Since she took power, her strong and stable government has been in constant crisis and disintegration, fixed only by the basilisk stare of her puffy, emotionless eyes. Her approach to the Brexit negotiations has been bizarre and incomprehensible, giving up any reasonable demand before they even started, a chess player sawing off her own hands before the first move. Her first budget was a disaster, with its main prescription – a rise in National Insurance rates – being cancelled a week after it was announced. Her attempt to bring back grammar schools is deeply unpopular and may well be dead in the water. On her watch, the Red Cross announced that the state of the NHS constituted a humanitarian crisis. She repeatedly ruled out a snap election, and yet here we are. Nothing makes sense any more. People are getting poorer and living shorter lives; the country is getting measurably, quantifiably worse; it's falling apart, split into warring tribes, and violence is never too far away. Is this strength and stability? How bad, how chaotic, could a Jeremy Corbyn government really be? Is there any chance, at all, that it could be worse than this?

Clearly the real meaning of whatever stability Theresa May embodies isn't the one you'll find in a dictionary. Historians will tell us that early civilisations, the Greeks and the Mesopotamians, were terrified of chaos. Clearly we're not so different. In the Babylonian creation myth, the world is formed when the law-giving hero-god Marduk kills Tiamat, the primordial sea-dragon of chaos, and fashions the universe from her corpse. Order, clearly, is not the same thing as peace. It comes from a club or a sword: a pile of corpses is ordered – inert, pliable, able to be stacked and numbered – while a mob of living beings is not. Ancient societies fought constant, pointless, brutal wars; entire cities were slaughtered, peasants were enslaved, the fields were salted and turned to dust – but this wasn't chaos, because it was always at someone's command. The fear of chaos is the fear of life, in all its messy unpredictability; it's the fear that the sun and moon might roll over in the sky and become, once more, Tiamat's living eyes.

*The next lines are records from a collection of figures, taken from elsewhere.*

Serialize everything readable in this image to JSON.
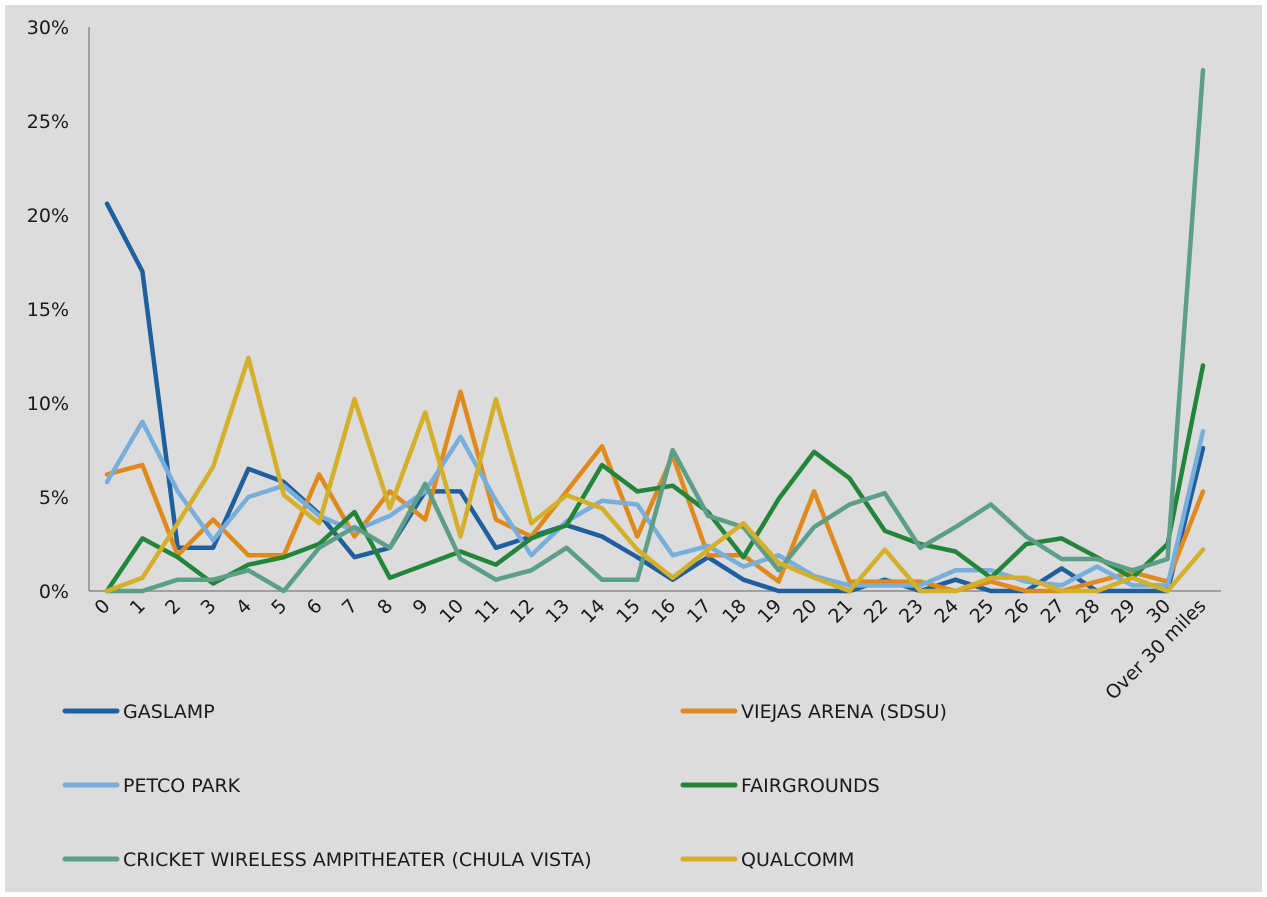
{
  "chart_data": {
    "type": "line",
    "title": "",
    "xlabel": "",
    "ylabel": "",
    "categories": [
      "0",
      "1",
      "2",
      "3",
      "4",
      "5",
      "6",
      "7",
      "8",
      "9",
      "10",
      "11",
      "12",
      "13",
      "14",
      "15",
      "16",
      "17",
      "18",
      "19",
      "20",
      "21",
      "22",
      "23",
      "24",
      "25",
      "26",
      "27",
      "28",
      "29",
      "30",
      "Over 30 miles"
    ],
    "y_ticks": [
      "0%",
      "5%",
      "10%",
      "15%",
      "20%",
      "25%",
      "30%"
    ],
    "ylim": [
      0,
      30
    ],
    "grid": false,
    "legend_position": "bottom",
    "series": [
      {
        "name": "GASLAMP",
        "color": "#1f5f9e",
        "values": [
          20.6,
          17,
          2.3,
          2.3,
          6.5,
          5.8,
          4.1,
          1.8,
          2.3,
          5.3,
          5.3,
          2.3,
          2.9,
          3.5,
          2.9,
          1.8,
          0.6,
          1.8,
          0.6,
          0,
          0,
          0,
          0.6,
          0,
          0.6,
          0,
          0,
          1.2,
          0,
          0,
          0,
          7.6
        ]
      },
      {
        "name": "VIEJAS ARENA (SDSU)",
        "color": "#e08a1e",
        "values": [
          6.2,
          6.7,
          1.9,
          3.8,
          1.9,
          1.9,
          6.2,
          2.9,
          5.3,
          3.8,
          10.6,
          3.8,
          2.9,
          5.3,
          7.7,
          2.9,
          7.2,
          1.9,
          1.9,
          0.5,
          5.3,
          0.5,
          0.5,
          0.5,
          0,
          0.5,
          0,
          0,
          0.5,
          1,
          0.5,
          5.3
        ]
      },
      {
        "name": "PETCO PARK",
        "color": "#78aedb",
        "values": [
          5.8,
          9,
          5.3,
          2.7,
          5,
          5.6,
          4,
          3.2,
          4,
          5.3,
          8.2,
          4.8,
          1.9,
          3.7,
          4.8,
          4.6,
          1.9,
          2.4,
          1.3,
          1.9,
          0.8,
          0.3,
          0.3,
          0.3,
          1.1,
          1.1,
          0.5,
          0.3,
          1.3,
          0.3,
          0.3,
          8.5
        ]
      },
      {
        "name": "FAIRGROUNDS",
        "color": "#23853a",
        "values": [
          0,
          2.8,
          1.8,
          0.4,
          1.4,
          1.8,
          2.5,
          4.2,
          0.7,
          1.4,
          2.1,
          1.4,
          2.8,
          3.5,
          6.7,
          5.3,
          5.6,
          4.2,
          1.8,
          4.9,
          7.4,
          6,
          3.2,
          2.5,
          2.1,
          0.7,
          2.5,
          2.8,
          1.8,
          0.7,
          2.5,
          12
        ]
      },
      {
        "name": "CRICKET WIRELESS AMPITHEATER (CHULA VISTA)",
        "color": "#5c9e87",
        "values": [
          0,
          0,
          0.6,
          0.6,
          1.1,
          0,
          2.3,
          3.4,
          2.3,
          5.7,
          1.7,
          0.6,
          1.1,
          2.3,
          0.6,
          0.6,
          7.5,
          4,
          3.4,
          1.1,
          3.4,
          4.6,
          5.2,
          2.3,
          3.4,
          4.6,
          2.9,
          1.7,
          1.7,
          1.1,
          1.7,
          27.7
        ]
      },
      {
        "name": "QUALCOMM",
        "color": "#d4b02a",
        "values": [
          0,
          0.7,
          3.6,
          6.6,
          12.4,
          5.1,
          3.6,
          10.2,
          4.4,
          9.5,
          2.9,
          10.2,
          3.6,
          5.1,
          4.4,
          2.2,
          0.7,
          2.2,
          3.6,
          1.5,
          0.7,
          0,
          2.2,
          0,
          0,
          0.7,
          0.7,
          0,
          0,
          0.7,
          0,
          2.2
        ]
      }
    ]
  }
}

When Theresa May tells people that she represents the forces of order and stability, people believe her, even though everything she's done so far suggests a government that's making things up as it goes along, a stomping and mindless giant imprisoned on its island, leaving vast footprints of wreckage around the country. It's because, at the most foundational level, competence and cruelty are eventually held to be the same thing. British politics are still ingrained with a vulgar Hobbesianism; we still think that good government means surrendering our own violence to a mightier and more repressive state violence, and you can tell how well the state is doing by seeing if it still has the ability to inflict needless, capricious suffering on other people. This is why May's strong-and-stable bullshit doesn't contradict the Brexity desire to shake things up and make a change: they're both based on the same idea, that there's an undeserving underclass – migrants, ethnic minorities, young people, people with disabilities and so on – who simply aren't suffering enough. Look at them. Living, eating, breathing, offending the world with their very existence. Chaos, pure chaos. Something must be done.